# Leitfaden für Anfänger RIFT



## Isiris (22. August 2012)

Liebe Anfänger und Neulinge. Dieser Thread wurde erstellt um euch beim Einstieg in das große Universum "RIFT" zu unterstützen. Im Nachfolgendem Text findet Ihr alles wichtige bezüglich RIFT. 


Nun wünsche ich viel Spaß beim durchlesen und zocken.



Anmerkung: Ich bitte euch, solltet Ihr Fehler finden diese mir per PM zu schreiben. So bleibt hier alles übersichtlich. 




Einleitung

RIFT ist ein so genanntes MMORPG oder auch Massively Multiplayer Online Role-Playing Game.

Typischerweise für dieses Gerne spielt Ihr auf einem Server eurer Wahl mit Hunderten wenn nicht sogar Tausenden anderen Spielern in einer virtuellen Welt. Das maximale Level ist Stufe 50. 
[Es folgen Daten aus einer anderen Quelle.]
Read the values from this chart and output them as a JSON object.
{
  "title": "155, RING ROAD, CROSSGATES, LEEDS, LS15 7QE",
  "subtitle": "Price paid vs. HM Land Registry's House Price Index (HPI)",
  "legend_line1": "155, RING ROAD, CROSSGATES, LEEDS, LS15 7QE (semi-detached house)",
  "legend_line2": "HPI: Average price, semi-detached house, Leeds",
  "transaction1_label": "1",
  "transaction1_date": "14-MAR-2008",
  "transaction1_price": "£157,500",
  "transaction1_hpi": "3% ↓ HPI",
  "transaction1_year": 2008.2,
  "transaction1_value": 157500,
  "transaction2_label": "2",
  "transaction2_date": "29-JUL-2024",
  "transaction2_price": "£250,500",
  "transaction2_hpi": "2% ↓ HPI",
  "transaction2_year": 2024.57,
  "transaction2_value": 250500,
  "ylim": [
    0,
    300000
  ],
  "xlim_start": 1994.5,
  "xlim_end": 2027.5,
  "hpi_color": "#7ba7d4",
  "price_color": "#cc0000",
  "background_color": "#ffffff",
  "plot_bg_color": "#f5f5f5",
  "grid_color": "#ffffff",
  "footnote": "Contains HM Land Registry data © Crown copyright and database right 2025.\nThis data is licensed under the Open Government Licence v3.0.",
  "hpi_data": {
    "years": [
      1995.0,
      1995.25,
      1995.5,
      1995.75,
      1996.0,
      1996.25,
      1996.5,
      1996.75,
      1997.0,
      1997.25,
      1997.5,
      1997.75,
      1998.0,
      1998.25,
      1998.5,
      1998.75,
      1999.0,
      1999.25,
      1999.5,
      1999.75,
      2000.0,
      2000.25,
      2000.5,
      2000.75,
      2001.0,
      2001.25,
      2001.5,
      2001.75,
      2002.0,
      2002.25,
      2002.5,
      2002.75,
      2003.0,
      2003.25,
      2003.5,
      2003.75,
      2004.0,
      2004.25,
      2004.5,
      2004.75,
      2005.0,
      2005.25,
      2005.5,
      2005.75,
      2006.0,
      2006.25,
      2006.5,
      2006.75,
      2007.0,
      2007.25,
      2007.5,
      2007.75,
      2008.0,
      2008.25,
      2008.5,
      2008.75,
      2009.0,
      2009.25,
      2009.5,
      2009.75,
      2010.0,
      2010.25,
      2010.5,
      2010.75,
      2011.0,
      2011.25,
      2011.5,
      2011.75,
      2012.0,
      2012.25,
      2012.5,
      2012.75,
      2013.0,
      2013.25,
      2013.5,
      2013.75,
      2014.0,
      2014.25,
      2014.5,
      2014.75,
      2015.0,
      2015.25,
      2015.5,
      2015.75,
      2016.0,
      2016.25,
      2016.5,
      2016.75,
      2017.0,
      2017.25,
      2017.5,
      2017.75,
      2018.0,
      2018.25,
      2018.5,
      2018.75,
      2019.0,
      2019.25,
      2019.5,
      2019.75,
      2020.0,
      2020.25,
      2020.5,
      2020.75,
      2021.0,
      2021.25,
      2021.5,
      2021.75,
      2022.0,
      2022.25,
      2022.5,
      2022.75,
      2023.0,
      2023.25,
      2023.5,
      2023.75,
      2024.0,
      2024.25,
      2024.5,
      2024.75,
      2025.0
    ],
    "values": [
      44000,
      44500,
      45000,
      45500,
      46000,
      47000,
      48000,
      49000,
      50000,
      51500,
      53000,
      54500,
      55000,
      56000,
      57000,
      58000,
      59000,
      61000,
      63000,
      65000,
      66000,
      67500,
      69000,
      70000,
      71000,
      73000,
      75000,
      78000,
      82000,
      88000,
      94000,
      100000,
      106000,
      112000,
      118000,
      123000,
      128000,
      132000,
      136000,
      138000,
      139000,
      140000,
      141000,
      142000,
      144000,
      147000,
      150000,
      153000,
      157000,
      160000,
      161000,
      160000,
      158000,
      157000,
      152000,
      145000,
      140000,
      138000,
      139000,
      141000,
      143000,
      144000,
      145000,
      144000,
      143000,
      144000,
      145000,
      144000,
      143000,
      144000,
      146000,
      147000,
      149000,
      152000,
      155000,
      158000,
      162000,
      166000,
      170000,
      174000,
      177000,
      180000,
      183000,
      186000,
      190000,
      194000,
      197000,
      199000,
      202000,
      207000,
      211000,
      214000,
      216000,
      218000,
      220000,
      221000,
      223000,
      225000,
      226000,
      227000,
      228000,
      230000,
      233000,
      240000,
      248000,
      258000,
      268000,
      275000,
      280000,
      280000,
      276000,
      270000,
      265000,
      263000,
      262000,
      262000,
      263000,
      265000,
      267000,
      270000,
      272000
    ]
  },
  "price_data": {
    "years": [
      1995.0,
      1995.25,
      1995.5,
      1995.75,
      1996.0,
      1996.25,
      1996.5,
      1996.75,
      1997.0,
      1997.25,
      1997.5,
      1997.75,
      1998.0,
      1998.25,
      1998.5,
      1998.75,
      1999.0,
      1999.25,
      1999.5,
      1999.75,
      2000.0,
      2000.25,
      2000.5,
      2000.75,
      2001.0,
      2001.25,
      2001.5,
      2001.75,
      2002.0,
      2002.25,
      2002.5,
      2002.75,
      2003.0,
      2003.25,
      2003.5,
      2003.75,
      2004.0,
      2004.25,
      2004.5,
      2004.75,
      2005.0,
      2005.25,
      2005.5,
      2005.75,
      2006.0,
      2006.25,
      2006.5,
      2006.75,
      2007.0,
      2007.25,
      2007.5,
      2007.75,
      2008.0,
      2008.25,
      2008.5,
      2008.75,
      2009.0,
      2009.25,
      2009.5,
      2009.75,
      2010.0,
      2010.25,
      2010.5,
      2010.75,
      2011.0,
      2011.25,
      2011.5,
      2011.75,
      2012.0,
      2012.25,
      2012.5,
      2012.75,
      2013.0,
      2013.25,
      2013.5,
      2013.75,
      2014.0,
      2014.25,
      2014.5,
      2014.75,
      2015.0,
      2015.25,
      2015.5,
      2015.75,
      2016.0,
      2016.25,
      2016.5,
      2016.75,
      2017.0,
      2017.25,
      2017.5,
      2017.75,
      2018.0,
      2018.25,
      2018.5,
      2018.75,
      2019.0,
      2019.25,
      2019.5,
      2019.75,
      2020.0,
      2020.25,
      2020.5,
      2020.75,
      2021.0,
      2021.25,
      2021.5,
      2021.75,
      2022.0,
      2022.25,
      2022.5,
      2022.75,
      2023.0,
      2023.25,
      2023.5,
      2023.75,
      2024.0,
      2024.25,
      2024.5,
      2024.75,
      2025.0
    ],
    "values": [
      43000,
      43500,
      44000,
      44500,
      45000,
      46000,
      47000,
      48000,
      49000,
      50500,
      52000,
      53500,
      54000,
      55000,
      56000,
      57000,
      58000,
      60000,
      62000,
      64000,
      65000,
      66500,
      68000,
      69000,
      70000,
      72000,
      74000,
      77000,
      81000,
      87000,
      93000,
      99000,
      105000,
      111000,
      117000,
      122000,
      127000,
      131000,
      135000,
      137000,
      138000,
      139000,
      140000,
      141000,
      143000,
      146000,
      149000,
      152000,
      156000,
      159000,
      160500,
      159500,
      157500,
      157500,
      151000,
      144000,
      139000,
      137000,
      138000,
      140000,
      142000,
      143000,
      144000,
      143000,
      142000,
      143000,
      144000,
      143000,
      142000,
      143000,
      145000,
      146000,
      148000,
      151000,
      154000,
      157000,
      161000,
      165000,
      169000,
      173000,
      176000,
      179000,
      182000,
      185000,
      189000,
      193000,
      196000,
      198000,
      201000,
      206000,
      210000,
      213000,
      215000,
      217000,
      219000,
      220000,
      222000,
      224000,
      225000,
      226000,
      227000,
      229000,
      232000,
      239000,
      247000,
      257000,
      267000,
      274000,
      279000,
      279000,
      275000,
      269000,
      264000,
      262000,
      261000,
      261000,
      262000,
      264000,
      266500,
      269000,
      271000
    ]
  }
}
Obwohl RIFT alle klassischen Elemente eines MMORPG´s beinhaltet, bietet es viele innovative Features welche es dem Spiel helfen sich deutlich von der grauen Masse ab zu setzen. Im folgenden findet Ihr eine kleine Auflistung einiger dieser besonderen Features (Erläuterungen folgen)

Eine dynamisch aufgebaute Welt
"Risse" und dynamische Events wie Gebiets- oder Weltsinvasionen durch NPC´s ( non-player character ) 
Ein vollkommen Dynamisches Klassen- und Skillsystem
Chroniken und Sofort-Abenteuer
Herausragende "Raid-Instanzen" 
Ihr könnte in RIFT einen anderen Spieler heiraten
Und noch vieles vieles mehr



1.) Die Auswahl des Servers


Bevor es los geht steht Ihr vor der Wahl des Servers. Ihr werdet feststellen, dass es 3 Arten von Servern gibt. Diese sind: 

[PvE] Diese Abkürzung steht für Player versus Environment, übersetzt also etwa Spieler gegen Umwelt.
Hier steht vor allem der so genannte "RAID-Content" im Vordergrund, also das erbeuten der best möglichen Items, durch
das töten von sehr starken "Bossen" oder auch Kreaturen/Drachen. PvP und RP wird in den meisten Fällen
nur nebenbei betrieben. 

[PvP] PvP steht für Player versus Player, auf Deutsch Spieler gegen Spieler. PvP bedeutet also, dass Ihr gegen
einen oder mehrere Spieler antretet, typischerweise in einem Kampf. Meistens gibt es auf einem PvP Server 
besondere Regeln, dies ist jedoch abhängig vom Spiel.Im Fall von RIFT gibt es 3 Arten von PvP welche
nun kurz aufgelistet werden. 

Open PvP: Open PvP ist die natürlichste Form von PvP und findet meist in der ganz “normalen” Welt statt.
Hier greifen sich z.B. Spieler an, die sich zufällig über den Weg laufen, oder ganze Gruppen organisieren
einen Angriff auf eine Stadt der gegnerischen Fraktion.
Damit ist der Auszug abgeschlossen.